In my practice I was constantly impressed by the way the human psyche reacts to a crime committed unconsciously. After all, that young woman was initially not aware that she had killed her child. And yet she had fallen into a condition that appeared to be the expression of extreme consciousness of guilt.
I once had a similar case which I have never forgotten. A lady came to my office. She refused to give her name, said it did not matter, since she wished to have only the one consultation. It was apparent that she belonged to the upper levels of society. She had been a doctor, she said.
What she had to communicate to me was a confession; some twenty years ago she had committed a murder out of jealousy. She had poisoned her best friend because she wanted to marry the friend’s husband. She had thought that if the murder was not discovered, it would not disturb her. She wanted to marry the husband, and the simplest way was to eliminate her friend. Moral considerations were of no importance to her, she thought.

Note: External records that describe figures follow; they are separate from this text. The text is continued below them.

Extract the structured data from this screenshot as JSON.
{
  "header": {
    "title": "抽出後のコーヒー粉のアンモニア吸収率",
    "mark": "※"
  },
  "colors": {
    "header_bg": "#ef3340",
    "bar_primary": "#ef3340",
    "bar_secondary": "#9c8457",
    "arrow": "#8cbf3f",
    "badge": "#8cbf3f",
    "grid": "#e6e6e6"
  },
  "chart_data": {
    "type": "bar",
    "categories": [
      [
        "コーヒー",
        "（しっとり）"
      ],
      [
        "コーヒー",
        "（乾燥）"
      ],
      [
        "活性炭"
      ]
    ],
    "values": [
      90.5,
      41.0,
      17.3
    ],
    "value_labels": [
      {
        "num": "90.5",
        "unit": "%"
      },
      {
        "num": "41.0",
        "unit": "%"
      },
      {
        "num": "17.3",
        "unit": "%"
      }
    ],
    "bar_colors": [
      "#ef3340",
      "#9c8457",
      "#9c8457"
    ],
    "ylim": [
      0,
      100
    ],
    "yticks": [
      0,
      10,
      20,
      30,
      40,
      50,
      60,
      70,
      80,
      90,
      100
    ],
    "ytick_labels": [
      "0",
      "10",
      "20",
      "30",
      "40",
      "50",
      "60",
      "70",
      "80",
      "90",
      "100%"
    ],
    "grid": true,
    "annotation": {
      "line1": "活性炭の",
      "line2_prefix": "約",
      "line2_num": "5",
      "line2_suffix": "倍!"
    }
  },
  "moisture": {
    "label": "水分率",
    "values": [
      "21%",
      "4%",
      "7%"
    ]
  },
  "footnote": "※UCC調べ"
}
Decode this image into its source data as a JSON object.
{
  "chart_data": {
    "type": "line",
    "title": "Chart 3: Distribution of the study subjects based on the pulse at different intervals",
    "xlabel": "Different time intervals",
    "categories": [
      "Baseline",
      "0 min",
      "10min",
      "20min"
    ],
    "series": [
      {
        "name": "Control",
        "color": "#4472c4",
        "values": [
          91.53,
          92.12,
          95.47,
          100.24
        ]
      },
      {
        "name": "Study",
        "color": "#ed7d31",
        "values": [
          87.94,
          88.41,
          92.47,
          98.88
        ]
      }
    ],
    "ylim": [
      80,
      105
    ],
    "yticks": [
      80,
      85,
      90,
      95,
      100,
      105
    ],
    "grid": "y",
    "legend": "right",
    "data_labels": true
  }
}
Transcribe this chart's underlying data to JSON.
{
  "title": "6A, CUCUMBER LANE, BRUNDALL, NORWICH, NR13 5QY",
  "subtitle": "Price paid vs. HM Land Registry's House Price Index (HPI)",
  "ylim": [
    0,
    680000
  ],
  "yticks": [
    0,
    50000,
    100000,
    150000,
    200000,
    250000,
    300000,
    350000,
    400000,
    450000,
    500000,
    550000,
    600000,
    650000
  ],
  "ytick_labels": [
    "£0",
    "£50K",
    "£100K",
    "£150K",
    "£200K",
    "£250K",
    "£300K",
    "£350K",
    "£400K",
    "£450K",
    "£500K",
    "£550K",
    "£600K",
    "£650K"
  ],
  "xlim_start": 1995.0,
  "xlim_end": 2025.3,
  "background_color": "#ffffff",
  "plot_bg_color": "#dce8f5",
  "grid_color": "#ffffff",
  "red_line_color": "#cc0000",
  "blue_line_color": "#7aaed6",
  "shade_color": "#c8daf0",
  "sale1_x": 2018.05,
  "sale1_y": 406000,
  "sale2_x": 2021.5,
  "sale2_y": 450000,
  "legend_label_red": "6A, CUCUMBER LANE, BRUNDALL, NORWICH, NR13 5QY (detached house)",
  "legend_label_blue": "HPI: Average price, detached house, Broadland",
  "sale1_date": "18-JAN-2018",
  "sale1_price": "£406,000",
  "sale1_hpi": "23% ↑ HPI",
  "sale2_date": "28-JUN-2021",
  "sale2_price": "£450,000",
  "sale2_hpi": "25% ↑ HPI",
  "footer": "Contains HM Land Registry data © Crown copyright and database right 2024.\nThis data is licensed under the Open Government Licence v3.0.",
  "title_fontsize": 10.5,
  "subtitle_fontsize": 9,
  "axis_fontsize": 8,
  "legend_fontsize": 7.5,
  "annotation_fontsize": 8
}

The consequences? She had in fact married the man, but he died soon afterward, relatively young. During the following years a number of strange things happened. The daughter of this marriage endeavored to get away from her as soon as she was grown up. She married young and vanished from view, drew farther and farther away, and ultimately the mother lost all contact with her.
This lady was a passionate horsewoman and owned several riding horses of which she was extremely fond. One day she discovered that the horses were beginning to grow nervous under her. Even her favorite shied and threw her. Finally she had to give up riding. Thereafter she clung to her dogs. She owned an unusually beautiful wolfhound to which she was greatly attached. As chance would have it, this very dog was stricken with paralysis. With that, her cup was full; she felt that she was morally done for.
She had to confess, and for this purpose she came to me. She was a murderess, but on top of that she had also murdered herself. For one who commits such a crime destroys his own soul. The murderer has already passed sentence on himself. If someone has committed a crime and is caught, he suffers judicial punishment. If he has done it secretly, without moral consciousness of it, and remains undiscovered, the punishment can nevertheless be visited upon him, as our case shows. It comes out in the end. Sometimes it seems as if even animals and plants “know” it.
As a result of the murder, the woman was plunged into unbearable loneliness. She had even become alienated from animals. And in order to shake off this loneliness, she had made me share her knowledge. She had to have someone who was not a murderer to share the secret.
She wanted to find a person who could accept her confession without prejudice, for by so doing she would achieve once more something resembling a relationship to humanity. And the person would have to be a doctor rather than a professional confessor. She would have suspected a priest of listening to her because of his office, and of not accepting the facts for their own sake but for the purpose of moral judgment. She had seen people and animals turn away from her, and had been so struck by this silent verdict that she could not have endured any further condemnation.
I never found out who she was, nor do I have any proof that her story was true. Sometimes I have asked myself what might have become of her. For that was by no means the end of her journey. Perhaps she was driven ultimately to suicide. I cannot imagine how she could have gone on living in that utter loneliness. ~Carl Jung; Memories Dreams and Reflections.